Conversely, democratization can also lead to minorities such as interest groups having disproportionately high influence in government, to the detriment of society. Fareed Zakaria is an important and usually critical observer of the current Administration's foreign policy. As editor of Newsweek International and former editor of the prestigious journal Foreign Affairs, he has a privileged vantage point on the writings of journalists and scholars. In The Future of Freedom, Zakaria provides a whirlwind and world-wide tour of political history and theory (Yale Law Journal).

His broad sweep reaches back to the classical Greeks and Romans and examines current politics in Russia, China, and the Arab world; it even extends to California polities, which he cites as a US case of democracy being too much of a good thing (Cerami 152). Zakaria's central claim in The Future of Freedom is simple: "that there can be such a thing as too much democracy" (146). Excessively populist politics can undermine the "bundle of freedoms" important to any liberal constitutional order - pluralism, open political discourse, property fights, religion, and the rule of law. Though it does not offer an abundance of fresh insights, the book is still an important contribution - as much for its timing as for its message (Pastor 252). Zakaria contends that liberty in the United States has been endangered by an excess of democracy. The political process has been so subverted by polls, campaign money, and special interests that politics is now under the thumb of a "hidden elite, unaccountable, unresponsive, and often unconcerned with any larger public interest" (179).

This intuition has merit, but the conclusion tends to the hyperbolic. The remainder of the book, however, is much more nuanced, as Zakaria systematically demonstrates how foolish it is to believe that the mere accoutrements of democracy can be guarantors of fundamental civil and political fights (Kaufmann 625).

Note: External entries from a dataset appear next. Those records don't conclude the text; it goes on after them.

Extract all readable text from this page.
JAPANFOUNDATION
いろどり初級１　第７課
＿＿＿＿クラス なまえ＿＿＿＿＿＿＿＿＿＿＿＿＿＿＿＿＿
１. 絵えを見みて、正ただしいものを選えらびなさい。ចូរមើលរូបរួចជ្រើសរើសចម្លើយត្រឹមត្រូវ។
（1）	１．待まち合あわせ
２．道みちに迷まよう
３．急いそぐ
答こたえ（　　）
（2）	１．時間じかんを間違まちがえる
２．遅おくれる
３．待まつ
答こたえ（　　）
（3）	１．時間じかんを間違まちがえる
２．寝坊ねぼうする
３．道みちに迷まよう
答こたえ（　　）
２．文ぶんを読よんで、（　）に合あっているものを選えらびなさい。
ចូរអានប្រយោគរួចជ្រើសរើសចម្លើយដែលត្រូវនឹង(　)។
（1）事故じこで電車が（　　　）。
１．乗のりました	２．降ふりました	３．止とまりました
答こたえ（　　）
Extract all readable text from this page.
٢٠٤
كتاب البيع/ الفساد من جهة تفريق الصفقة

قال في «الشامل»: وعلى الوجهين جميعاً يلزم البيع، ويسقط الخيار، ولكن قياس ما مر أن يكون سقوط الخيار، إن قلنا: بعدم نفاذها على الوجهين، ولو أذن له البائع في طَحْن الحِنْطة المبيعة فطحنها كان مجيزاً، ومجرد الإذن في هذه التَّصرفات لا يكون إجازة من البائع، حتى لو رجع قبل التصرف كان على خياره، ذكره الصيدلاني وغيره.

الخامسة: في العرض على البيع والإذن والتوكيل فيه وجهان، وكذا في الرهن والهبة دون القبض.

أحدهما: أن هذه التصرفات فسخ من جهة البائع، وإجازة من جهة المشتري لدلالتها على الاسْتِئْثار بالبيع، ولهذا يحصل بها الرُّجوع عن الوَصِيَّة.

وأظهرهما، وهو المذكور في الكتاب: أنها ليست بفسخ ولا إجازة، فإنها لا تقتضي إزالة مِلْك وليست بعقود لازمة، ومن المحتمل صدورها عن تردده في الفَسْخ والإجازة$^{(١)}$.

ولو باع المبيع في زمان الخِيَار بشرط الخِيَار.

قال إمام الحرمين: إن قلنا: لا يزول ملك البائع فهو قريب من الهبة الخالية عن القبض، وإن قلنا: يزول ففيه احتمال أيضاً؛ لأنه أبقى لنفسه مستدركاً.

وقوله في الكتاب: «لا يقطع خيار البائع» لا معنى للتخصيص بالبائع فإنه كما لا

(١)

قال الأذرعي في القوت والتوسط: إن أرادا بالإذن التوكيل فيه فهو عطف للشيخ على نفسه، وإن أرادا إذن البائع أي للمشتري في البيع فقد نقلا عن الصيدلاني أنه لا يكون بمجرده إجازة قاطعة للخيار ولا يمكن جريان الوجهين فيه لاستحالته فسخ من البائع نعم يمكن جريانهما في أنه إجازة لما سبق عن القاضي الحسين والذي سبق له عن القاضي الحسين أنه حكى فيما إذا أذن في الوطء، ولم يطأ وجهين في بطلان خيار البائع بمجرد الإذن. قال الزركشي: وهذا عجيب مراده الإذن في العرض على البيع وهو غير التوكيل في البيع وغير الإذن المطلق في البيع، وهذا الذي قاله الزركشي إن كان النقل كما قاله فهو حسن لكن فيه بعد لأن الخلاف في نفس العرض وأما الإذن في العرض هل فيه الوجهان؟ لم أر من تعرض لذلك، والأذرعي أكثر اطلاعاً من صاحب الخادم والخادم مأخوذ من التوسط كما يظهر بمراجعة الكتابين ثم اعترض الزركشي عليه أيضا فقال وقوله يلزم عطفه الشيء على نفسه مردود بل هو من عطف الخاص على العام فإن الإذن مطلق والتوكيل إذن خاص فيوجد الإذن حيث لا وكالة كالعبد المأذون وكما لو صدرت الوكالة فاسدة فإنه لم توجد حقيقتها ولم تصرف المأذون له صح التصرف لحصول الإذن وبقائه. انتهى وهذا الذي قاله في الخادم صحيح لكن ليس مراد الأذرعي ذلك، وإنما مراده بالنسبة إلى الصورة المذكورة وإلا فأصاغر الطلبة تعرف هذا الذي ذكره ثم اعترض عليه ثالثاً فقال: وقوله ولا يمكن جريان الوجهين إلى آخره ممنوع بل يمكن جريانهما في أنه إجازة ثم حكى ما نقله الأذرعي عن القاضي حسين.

Holding elections in the 1990 s did not, for example, prevent Russia from slowly "slipping toward... autocracy" (81) And, in the most important chapter, he argues that something similar would happen if elections were held today in much of the Middle East. Zakaria points out that many despots came to power through democratic means, often with large majorities.

Democratically elected Salvador Allende came to power in Chile with only 36 % of the vote - and enacted some illiberal policies. In contrast, Zakaria observes that there are countries that do not hold elections, but have been run as "liberal autocracies" that have created the conditions for sound economies and robust civil institutions (Pastor 255). Countries like Singapore or Tunisia are not democratic, but have thrived as a result liberal economies and strong institutions and as a result have increasingly free societies. Following the end of the Cold War, the wave of democratization led not to liberal democracy, but tribalism (Kaufmann 624). Zakaria recounts how in 1996 a French politician made a visit to Belgrade to lend his moral support to students demonstrating against Slobodan Milosevic - only to be kicked out of their office and declared an enemy of the Serbs, because the students were angry at Milosevic for having lost the war in Bosnia. Though Zakaria doesn't mention it, Slobodan Milosevic was equally popular in Kosovo where the Serb community, not so long ago in the majority in the province, saw him as the defender of their rights and land against the ever expanding Albanians nationalism (Cerami 152).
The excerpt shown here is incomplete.